3. PROPERTY, PLANT AND EQUIPMENT, INTANGIBLE ASSETS AND INVESTMENT PROPERTIES
The Group acquired property, plant and equipment at a fair value of R2 347 million (2015: R13 329 million) and acquired
intangible assets at a fair value of R478 million (2015: R14 100 million including goodwill and brands).
A fixed property, amounting to R2 049 million (A$182 million), previously disclosed under property, plant and equipment
(within the David Jones segment), has been reclassified as a non-current asset held for sale. Depreciation
has ceased. At year-end, the property is recognised at the lower of its carrying amount and fair value, less costs to sell.
The sale agreement was concluded subsequent to year-end (refer to note 10).
Two fixed properties, totalling R30 million, previously disclosed as non-current assets held for sale (within the Woolworths
segment), have been reclassified to property, plant and equipment. These properties were subject to suspensive
conditions under sale agreements; however certain conditions have subsequently not been satisfactorily met. The
directors therefore do not consider the conclusion of the sales to be highly probable at this stage. At year-end, these
properties are recognised at the lower of their carrying amounts and fair value, less costs to sell. The reclassification
has no impact on the financial position or results of operations of the Group for the current and prior periods.
4. ISSUE AND PURCHASE OF SHARES
24 361 954 ordinary shares totalling R2 414 million were issued and allocated to employees in terms of the Group's Black
Economic Empowerment Employee Share Ownership Scheme, which reached maturity on 30 June 2015.
2 920 865 ordinary shares totalling R252 million were issued and allocated to shareholders in terms of the scrip distribution
alternative.
2 167 167 (2015: 1 768 311) ordinary shares totalling R183 million (2015: R140 million) were issued and allocated to employees
in terms of the Group's share incentive schemes.

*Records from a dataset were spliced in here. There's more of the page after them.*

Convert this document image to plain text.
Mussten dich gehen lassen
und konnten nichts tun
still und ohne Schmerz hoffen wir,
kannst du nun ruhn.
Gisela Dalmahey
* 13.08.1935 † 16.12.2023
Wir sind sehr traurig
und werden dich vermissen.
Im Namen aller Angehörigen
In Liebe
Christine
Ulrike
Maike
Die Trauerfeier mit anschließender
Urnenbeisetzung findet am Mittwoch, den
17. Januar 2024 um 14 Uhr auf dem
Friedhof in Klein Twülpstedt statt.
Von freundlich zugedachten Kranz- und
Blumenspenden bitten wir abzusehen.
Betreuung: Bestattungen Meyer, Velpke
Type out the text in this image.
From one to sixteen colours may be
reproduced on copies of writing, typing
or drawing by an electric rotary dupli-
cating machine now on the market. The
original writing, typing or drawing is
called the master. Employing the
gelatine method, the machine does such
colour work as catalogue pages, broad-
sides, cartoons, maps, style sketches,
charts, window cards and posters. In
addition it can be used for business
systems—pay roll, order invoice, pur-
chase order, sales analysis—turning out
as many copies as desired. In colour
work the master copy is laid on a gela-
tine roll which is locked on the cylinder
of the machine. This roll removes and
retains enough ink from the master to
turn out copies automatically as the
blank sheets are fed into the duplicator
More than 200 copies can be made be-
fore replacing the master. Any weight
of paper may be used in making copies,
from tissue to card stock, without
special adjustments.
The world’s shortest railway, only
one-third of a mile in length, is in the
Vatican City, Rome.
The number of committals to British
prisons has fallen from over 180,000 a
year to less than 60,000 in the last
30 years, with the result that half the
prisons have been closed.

In the prior year, 3 061 442 ordinary shares totalling R238 million were
purchased from the market and transferred to employees.

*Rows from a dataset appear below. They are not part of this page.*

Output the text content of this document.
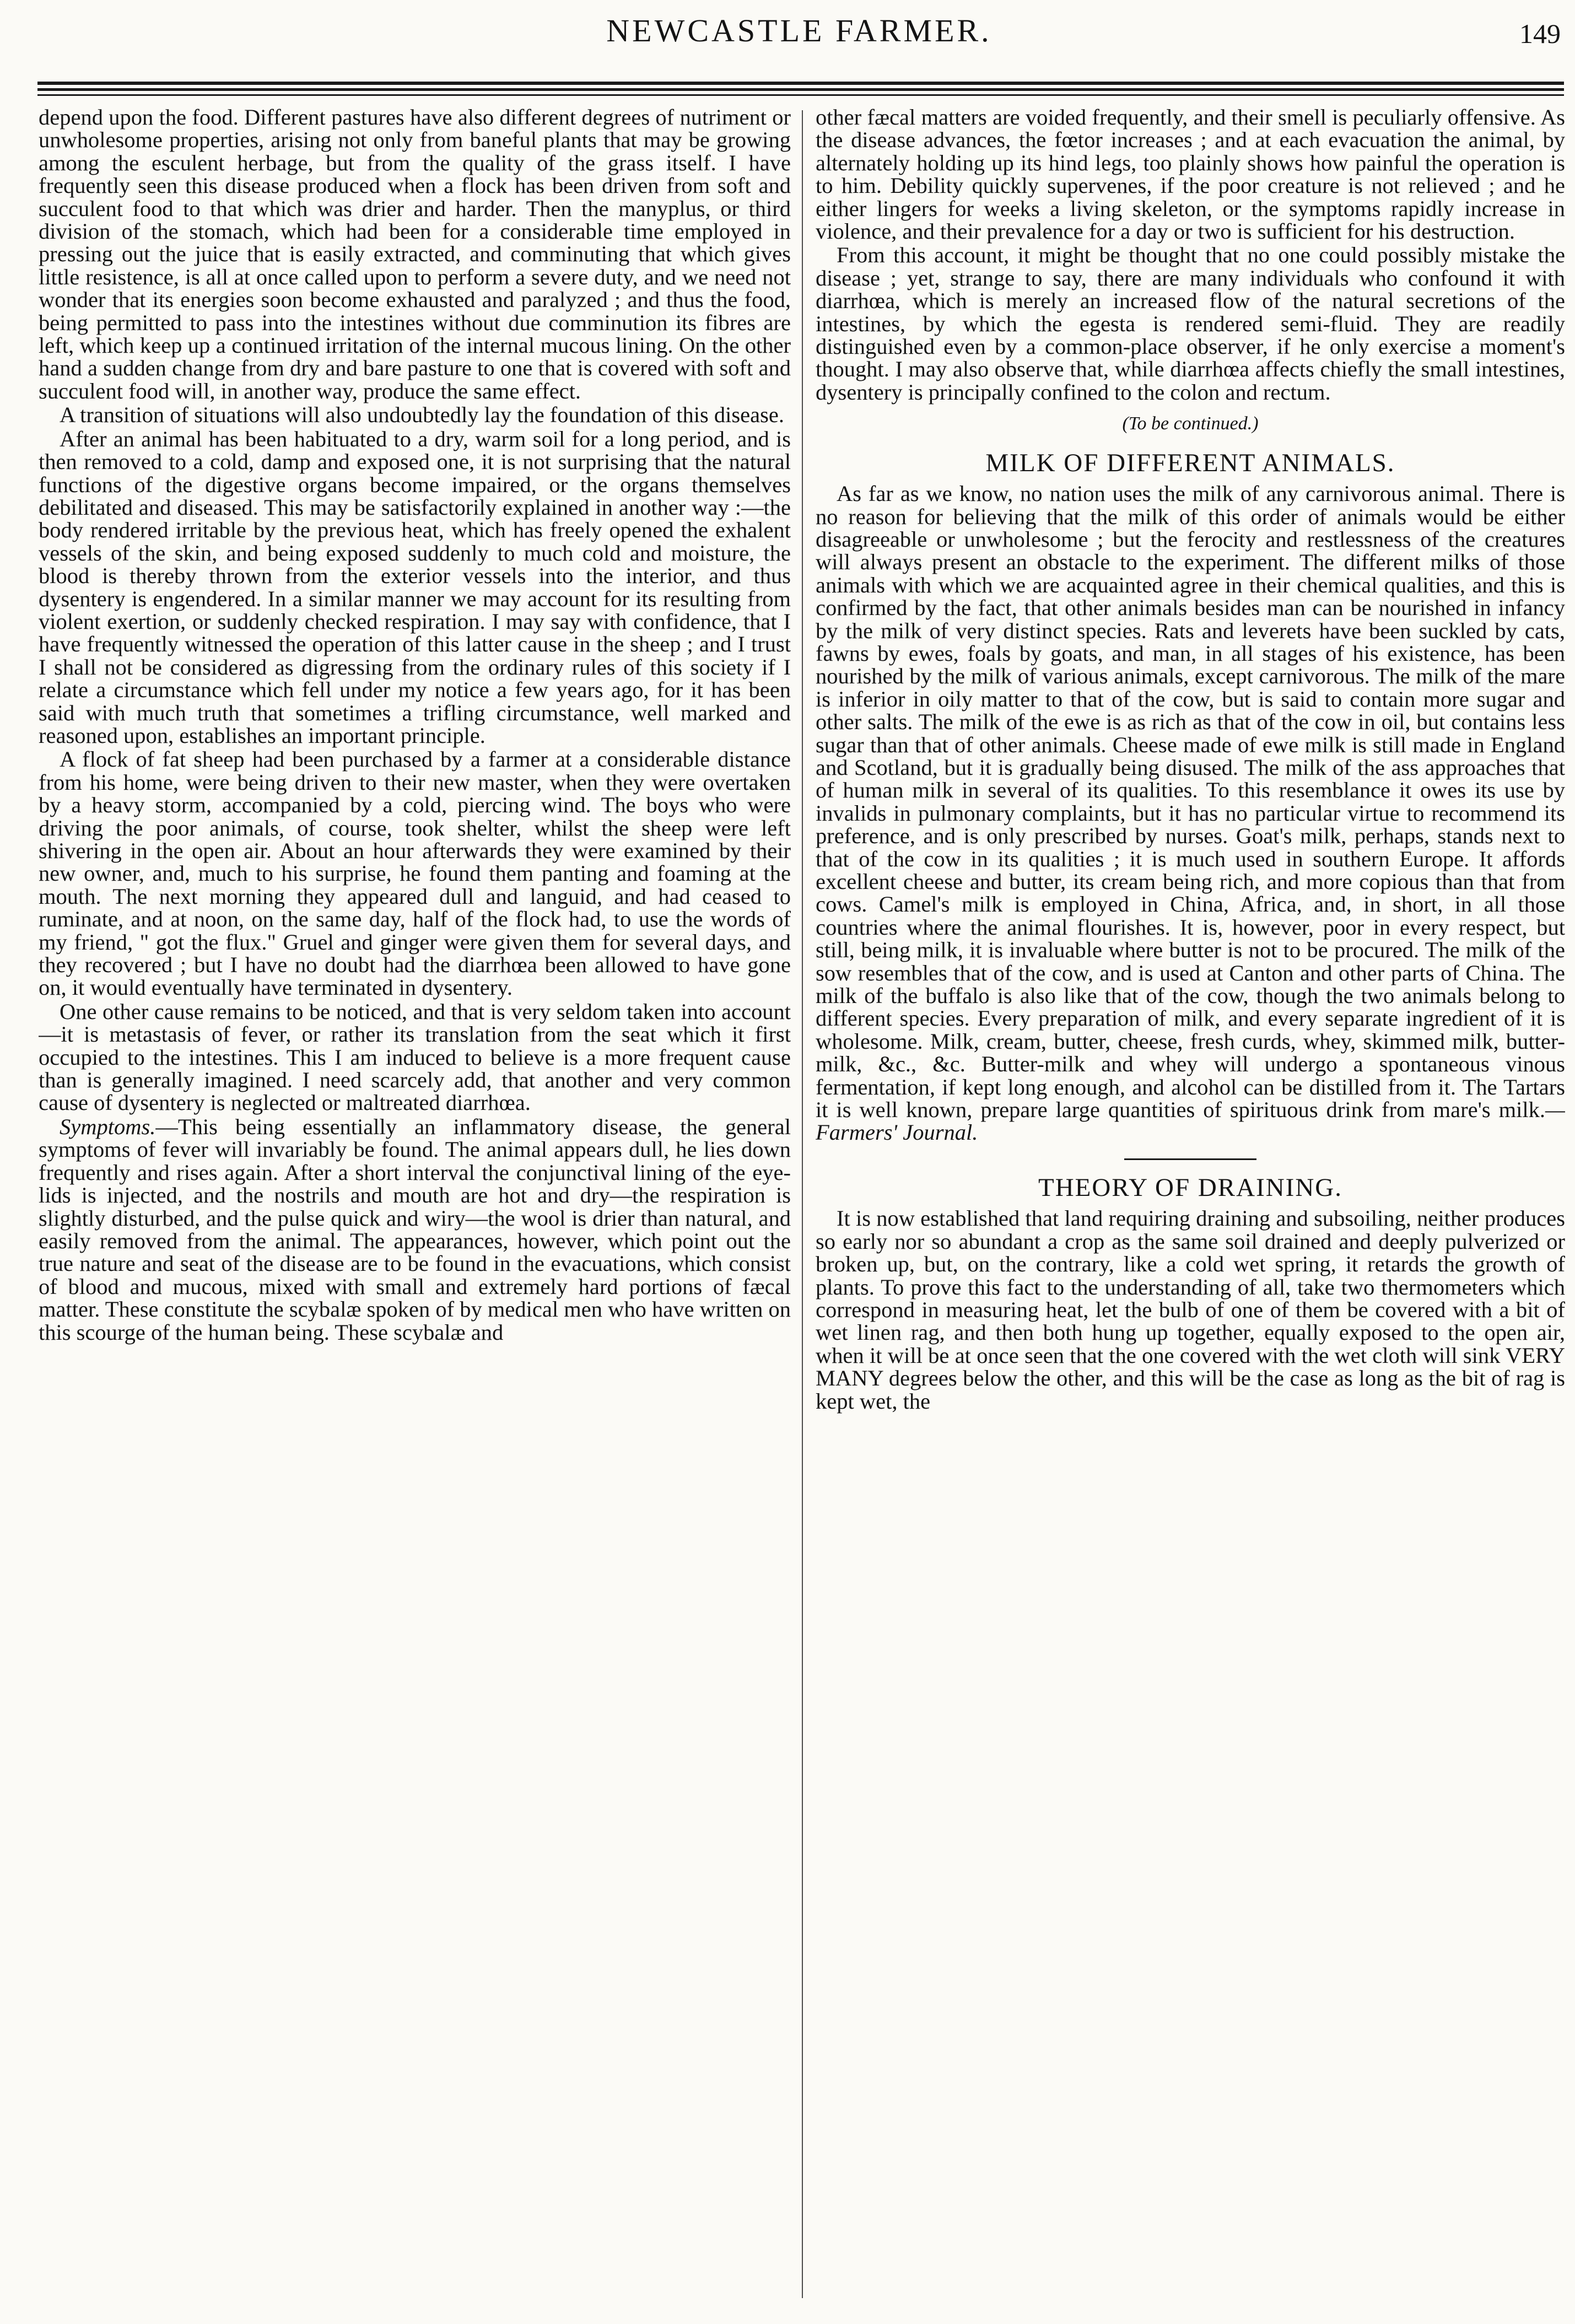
NEWCASTLE FARMER.	149

depend upon the food. Different pastures have also different degrees of nutriment or unwholesome properties, arising not only from baneful plants that may be growing among the esculent herbage, but from the quality of the grass itself. I have frequently seen this disease produced when a flock has been driven from soft and succulent food to that which was drier and harder. Then the manyplus, or third division of the stomach, which had been for a considerable time employed in pressing out the juice that is easily extracted, and comminuting that which gives little resistence, is all at once called upon to perform a severe duty, and we need not wonder that its energies soon become exhausted and paralyzed ; and thus the food, being permitted to pass into the intestines without due comminution its fibres are left, which keep up a continued irritation of the internal mucous lining. On the other hand a sudden change from dry and bare pasture to one that is covered with soft and succulent food will, in another way, produce the same effect.

A transition of situations will also undoubtedly lay the foundation of this disease.

After an animal has been habituated to a dry, warm soil for a long period, and is then removed to a cold, damp and exposed one, it is not surprising that the natural functions of the digestive organs become impaired, or the organs themselves debilitated and diseased. This may be satisfactorily explained in another way :—the body rendered irritable by the previous heat, which has freely opened the exhalent vessels of the skin, and being exposed suddenly to much cold and moisture, the blood is thereby thrown from the exterior vessels into the interior, and thus dysentery is engendered. In a similar manner we may account for its resulting from violent exertion, or suddenly checked respiration. I may say with confidence, that I have frequently witnessed the operation of this latter cause in the sheep ; and I trust I shall not be considered as digressing from the ordinary rules of this society if I relate a circumstance which fell under my notice a few years ago, for it has been said with much truth that sometimes a trifling circumstance, well marked and reasoned upon, establishes an important principle.

A flock of fat sheep had been purchased by a farmer at a considerable distance from his home, were being driven to their new master, when they were overtaken by a heavy storm, accompanied by a cold, piercing wind. The boys who were driving the poor animals, of course, took shelter, whilst the sheep were left shivering in the open air. About an hour afterwards they were examined by their new owner, and, much to his surprise, he found them panting and foaming at the mouth. The next morning they appeared dull and languid, and had ceased to ruminate, and at noon, on the same day, half of the flock had, to use the words of my friend, " got the flux." Gruel and ginger were given them for several days, and they recovered ; but I have no doubt had the diarrhœa been allowed to have gone on, it would eventually have terminated in dysentery.

One other cause remains to be noticed, and that is very seldom taken into account—it is metastasis of fever, or rather its translation from the seat which it first occupied to the intestines. This I am induced to believe is a more frequent cause than is generally imagined. I need scarcely add, that another and very common cause of dysentery is neglected or maltreated diarrhœa.

Symptoms.—This being essentially an inflammatory disease, the general symptoms of fever will invariably be found. The animal appears dull, he lies down frequently and rises again. After a short interval the conjunctival lining of the eye-lids is injected, and the nostrils and mouth are hot and dry—the respiration is slightly disturbed, and the pulse quick and wiry—the wool is drier than natural, and easily removed from the animal. The appearances, however, which point out the true nature and seat of the disease are to be found in the evacuations, which consist of blood and mucous, mixed with small and extremely hard portions of fæcal matter. These constitute the scybalæ spoken of by medical men who have written on this scourge of the human being. These scybalæ and

other fæcal matters are voided frequently, and their smell is peculiarly offensive. As the disease advances, the fœtor increases ; and at each evacuation the animal, by alternately holding up its hind legs, too plainly shows how painful the operation is to him. Debility quickly supervenes, if the poor creature is not relieved ; and he either lingers for weeks a living skeleton, or the symptoms rapidly increase in violence, and their prevalence for a day or two is sufficient for his destruction.

From this account, it might be thought that no one could possibly mistake the disease ; yet, strange to say, there are many individuals who confound it with diarrhœa, which is merely an increased flow of the natural secretions of the intestines, by which the egesta is rendered semi-fluid. They are readily distinguished even by a common-place observer, if he only exercise a moment's thought. I may also observe that, while diarrhœa affects chiefly the small intestines, dysentery is principally confined to the colon and rectum.

(To be continued.)
MILK OF DIFFERENT ANIMALS.

As far as we know, no nation uses the milk of any carnivorous animal. There is no reason for believing that the milk of this order of animals would be either disagreeable or unwholesome ; but the ferocity and restlessness of the creatures will always present an obstacle to the experiment. The different milks of those animals with which we are acquainted agree in their chemical qualities, and this is confirmed by the fact, that other animals besides man can be nourished in infancy by the milk of very distinct species. Rats and leverets have been suckled by cats, fawns by ewes, foals by goats, and man, in all stages of his existence, has been nourished by the milk of various animals, except carnivorous. The milk of the mare is inferior in oily matter to that of the cow, but is said to contain more sugar and other salts. The milk of the ewe is as rich as that of the cow in oil, but contains less sugar than that of other animals. Cheese made of ewe milk is still made in England and Scotland, but it is gradually being disused. The milk of the ass approaches that of human milk in several of its qualities. To this resemblance it owes its use by invalids in pulmonary complaints, but it has no particular virtue to recommend its preference, and is only prescribed by nurses. Goat's milk, perhaps, stands next to that of the cow in its qualities ; it is much used in southern Europe. It affords excellent cheese and butter, its cream being rich, and more copious than that from cows. Camel's milk is employed in China, Africa, and, in short, in all those countries where the animal flourishes. It is, however, poor in every respect, but still, being milk, it is invaluable where butter is not to be procured. The milk of the sow resembles that of the cow, and is used at Canton and other parts of China. The milk of the buffalo is also like that of the cow, though the two animals belong to different species. Every preparation of milk, and every separate ingredient of it is wholesome. Milk, cream, butter, cheese, fresh curds, whey, skimmed milk, butter-milk, &c., &c. Butter-milk and whey will undergo a spontaneous vinous fermentation, if kept long enough, and alcohol can be distilled from it. The Tartars it is well known, prepare large quantities of spirituous drink from mare's milk.—Farmers' Journal.

THEORY OF DRAINING.

It is now established that land requiring draining and subsoiling, neither produces so early nor so abundant a crop as the same soil drained and deeply pulverized or broken up, but, on the contrary, like a cold wet spring, it retards the growth of plants. To prove this fact to the understanding of all, take two thermometers which correspond in measuring heat, let the bulb of one of them be covered with a bit of wet linen rag, and then both hung up together, equally exposed to the open air, when it will be at once seen that the one covered with the wet cloth will sink VERY MANY degrees below the other, and this will be the case as long as the bit of rag is kept wet, the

362 215 (2015: 835 560) ordinary shares totalling R34 million (2015: R70 million) were purchased from the market by
Woolworths Proprietary Limited and are held as treasury shares by the Group. 685 540 (2015: 2 031 491) ordinary shares
totalling R33 million (2015: R43 million) were allocated to employees in terms of the Group's Restricted Share Plan.

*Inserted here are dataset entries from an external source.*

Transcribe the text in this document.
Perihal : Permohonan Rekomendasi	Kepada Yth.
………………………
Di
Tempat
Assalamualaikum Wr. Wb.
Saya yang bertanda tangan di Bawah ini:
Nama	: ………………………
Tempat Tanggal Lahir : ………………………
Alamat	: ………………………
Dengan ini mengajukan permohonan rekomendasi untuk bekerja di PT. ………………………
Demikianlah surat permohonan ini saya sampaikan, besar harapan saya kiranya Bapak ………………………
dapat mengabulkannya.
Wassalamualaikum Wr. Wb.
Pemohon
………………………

In the prior year, 167 803 572 ordinary shares totalling R9 984 million were issued by way of a rights issue on 2 October 2014.
Rights issue costs of R421 million were charged to equity.
5. CHANGE IN ACCOUNTING POLICY
The adoption of certain new standards, which became effective in the current year, has resulted in minor changes
to accounting policies and disclosure, none of which have a material impact on the financial position or performance
of the Group.
6. FAIR VALUE OF FINANCIAL INSTRUMENTS
The carrying value of trade and other receivables, trade and other payables and borrowings approximate their
fair values.
In terms of IFRS 13: Fair value measurement, the Group's derivative financial instruments are measured at fair value and
determined to be level two under the fair value hierarchy using inputs that are observable for the asset or liability,
either directly or indirectly.
7. CONTINGENT LIABILITIES
Group companies are party to legal disputes and investigations that have arisen in the ordinary course of business.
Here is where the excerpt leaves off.